Efforts to direct money to those who need it during a crisis like this are laudable. That said, I think the execution here is poorly thought through.

First: it combines charitable fundraising and tipping money to the artist in the same feature. If an artist is using this to accept money to themselves they look like a) they’re stealing from a charity that could’ve received it, b) they’re a charity case begging for your help.

The latter connotation is why Patreon has struggled so much to get musicians in the core music industry — those who are big stars or aiming to become one — onto its platform. It framed itself too much as a resource to support talented starving artists and so successful ones don’t want to associate. A year ago, when I extensively researched Patreon for a 25,000 word series about the company, artist managers and label execs were consistent is saying it’s bad branding for a rising star musician to use Patreon. (The company is trying to address this but the stigma remains.)

Second: it hurts the opportunity to bring the tipping business model to Western music. Introducing tipping as a charity feature on Spotify will contribute to a stigma that is harder to get past if it wants to introduce tipping as a normal way for fans to compensate artists.
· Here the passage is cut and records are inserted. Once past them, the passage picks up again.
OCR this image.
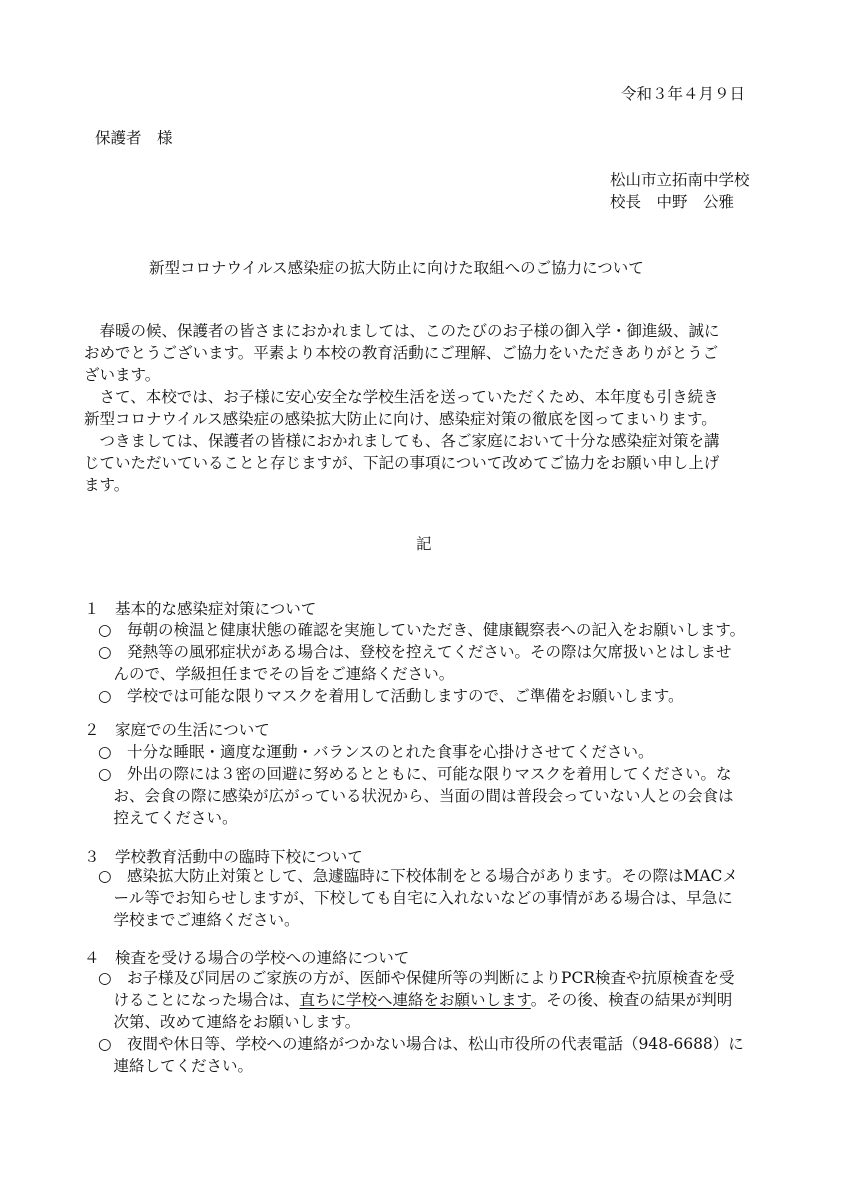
令和３年４月９日
保護者　様
松山市立拓南中学校
校長　中野　公雅
新型コロナウイルス感染症の拡大防止に向けた取組へのご協力について
　春暖の候、保護者の皆さまにおかれましては、このたびのお子様の御入学・御進級、誠に
おめでとうございます。平素より本校の教育活動にご理解、ご協力をいただきありがとうご
ざいます。
　さて、本校では、お子様に安心安全な学校生活を送っていただくため、本年度も引き続き
新型コロナウイルス感染症の感染拡大防止に向け、感染症対策の徹底を図ってまいります。
　つきましては、保護者の皆様におかれましても、各ご家庭において十分な感染症対策を講
じていただいていることと存じますが、下記の事項について改めてご協力をお願い申し上げ
ます。
記
１　基本的な感染症対策について
○　毎朝の検温と健康状態の確認を実施していただき、健康観察表への記入をお願いします。
○　発熱等の風邪症状がある場合は、登校を控えてください。その際は欠席扱いとはしませ
　んので、学級担任までその旨をご連絡ください。
○　学校では可能な限りマスクを着用して活動しますので、ご準備をお願いします。
２　家庭での生活について
○　十分な睡眠・適度な運動・バランスのとれた食事を心掛けさせてください。
○　外出の際には３密の回避に努めるとともに、可能な限りマスクを着用してください。な
　お、会食の際に感染が広がっている状況から、当面の間は普段会っていない人との会食は
　控えてください。
３　学校教育活動中の臨時下校について
○　感染拡大防止対策として、急遽臨時に下校体制をとる場合があります。その際はMACメ
　ール等でお知らせしますが、下校しても自宅に入れないなどの事情がある場合は、早急に
　学校までご連絡ください。
４　検査を受ける場合の学校への連絡について
○　お子様及び同居のご家族の方が、医師や保健所等の判断によりPCR検査や抗原検査を受
　けることになった場合は、直ちに学校へ連絡をお願いします。その後、検査の結果が判明
　次第、改めて連絡をお願いします。
○　夜間や休日等、学校への連絡がつかない場合は、松山市役所の代表電話（948-6688）に
　連絡してください。
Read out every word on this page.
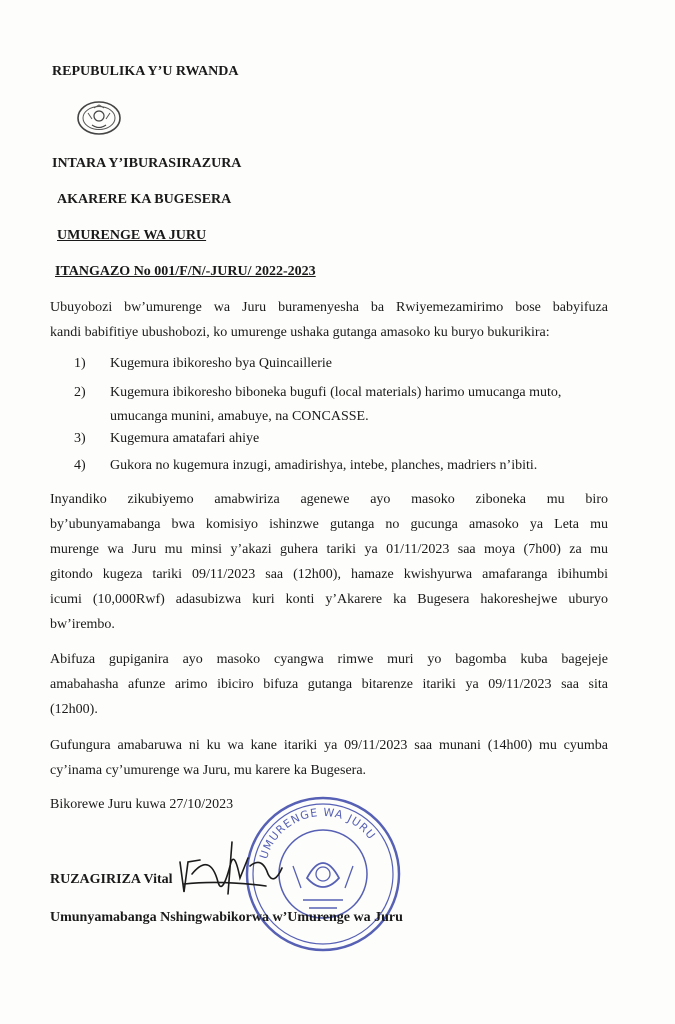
REPUBULIKA Y’U RWANDA
INTARA Y’IBURASIRAZURA
AKARERE KA BUGESERA
UMURENGE WA JURU
ITANGAZO No 001/F/N/-JURU/ 2022-2023
Ubuyobozi bw’umurenge wa Juru buramenyesha ba Rwiyemezamirimo bose babyifuza
kandi babifitiye ubushobozi, ko umurenge ushaka gutanga amasoko ku buryo bukurikira:
1) Kugemura ibikoresho bya Quincaillerie
2) Kugemura ibikoresho biboneka bugufi (local materials) harimo umucanga muto,
umucanga munini, amabuye, na CONCASSE.
3) Kugemura amatafari ahiye
4) Gukora no kugemura inzugi, amadirishya, intebe, planches, madriers n’ibiti.
Inyandiko zikubiyemo amabwiriza agenewe ayo masoko ziboneka mu biro
by’ubunyamabanga bwa komisiyo ishinzwe gutanga no gucunga amasoko ya Leta mu
murenge wa Juru mu minsi y’akazi guhera tariki ya 01/11/2023 saa moya (7h00) za mu
gitondo kugeza tariki 09/11/2023 saa (12h00), hamaze kwishyurwa amafaranga ibihumbi
icumi (10,000Rwf) adasubizwa kuri konti y’Akarere ka Bugesera hakoreshejwe uburyo
bw’irembo.
Abifuza gupiganira ayo masoko cyangwa rimwe muri yo bagomba kuba bagejeje
amabahasha afunze arimo ibiciro bifuza gutanga bitarenze itariki ya 09/11/2023 saa sita
(12h00).
Gufungura amabaruwa ni ku wa kane itariki ya 09/11/2023 saa munani (14h00) mu cyumba
cy’inama cy’umurenge wa Juru, mu karere ka Bugesera.
Bikorewe Juru kuwa 27/10/2023
UMURENGE WA JURU
RUZAGIRIZA Vital
Umunyamabanga Nshingwabikorwa w’Umurenge wa Juru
And it should want to do that. Tipping musicians is standard on music streaming platforms in Asia (esp. China) and generates billions. It has recently become mainstream in the West within the context of esports: tipping is common on Twitch in addition to YouTube Gaming and Facebook Gaming.

Spotify is eagerly hunting for new revenue streams that aren’t tied to licensing content from record labels. Figuring out the right product approach to make tipping artists normal within Spotify — as an act of showing fandom not providing charity — would be a big win. Like other platforms, it could take a % cut of that money. It already has credit cards linked to the accounts of its 124m paying subscribers and I believe tipping an artist would likely be a direct transaction separate from the royalty collection process. This would also do more to help all recording artists (from super stars to small indies bands) earn more money.

Third: the third-party apps. The partnership with payment apps primarily used to send money between friends is odd, and is perhaps tied to regulation of Spotify not being an approved payment processor.

Creating a behavior of tipping artists you like isn’t likely to occur through the same apps you use to reimburse friends for pizza. Directing potential tippers to a separate app they need to create a new account with benefit those third-party apps more than Spotify.

What Spotify should have done: create a feature for artists to link to their favorite charity website and encourage donations. Separately, focus on developing a tipping feature that keeps payment within Spotify and leans on Spotify already having your credit card on file, even if the timeline to roll that out is longer.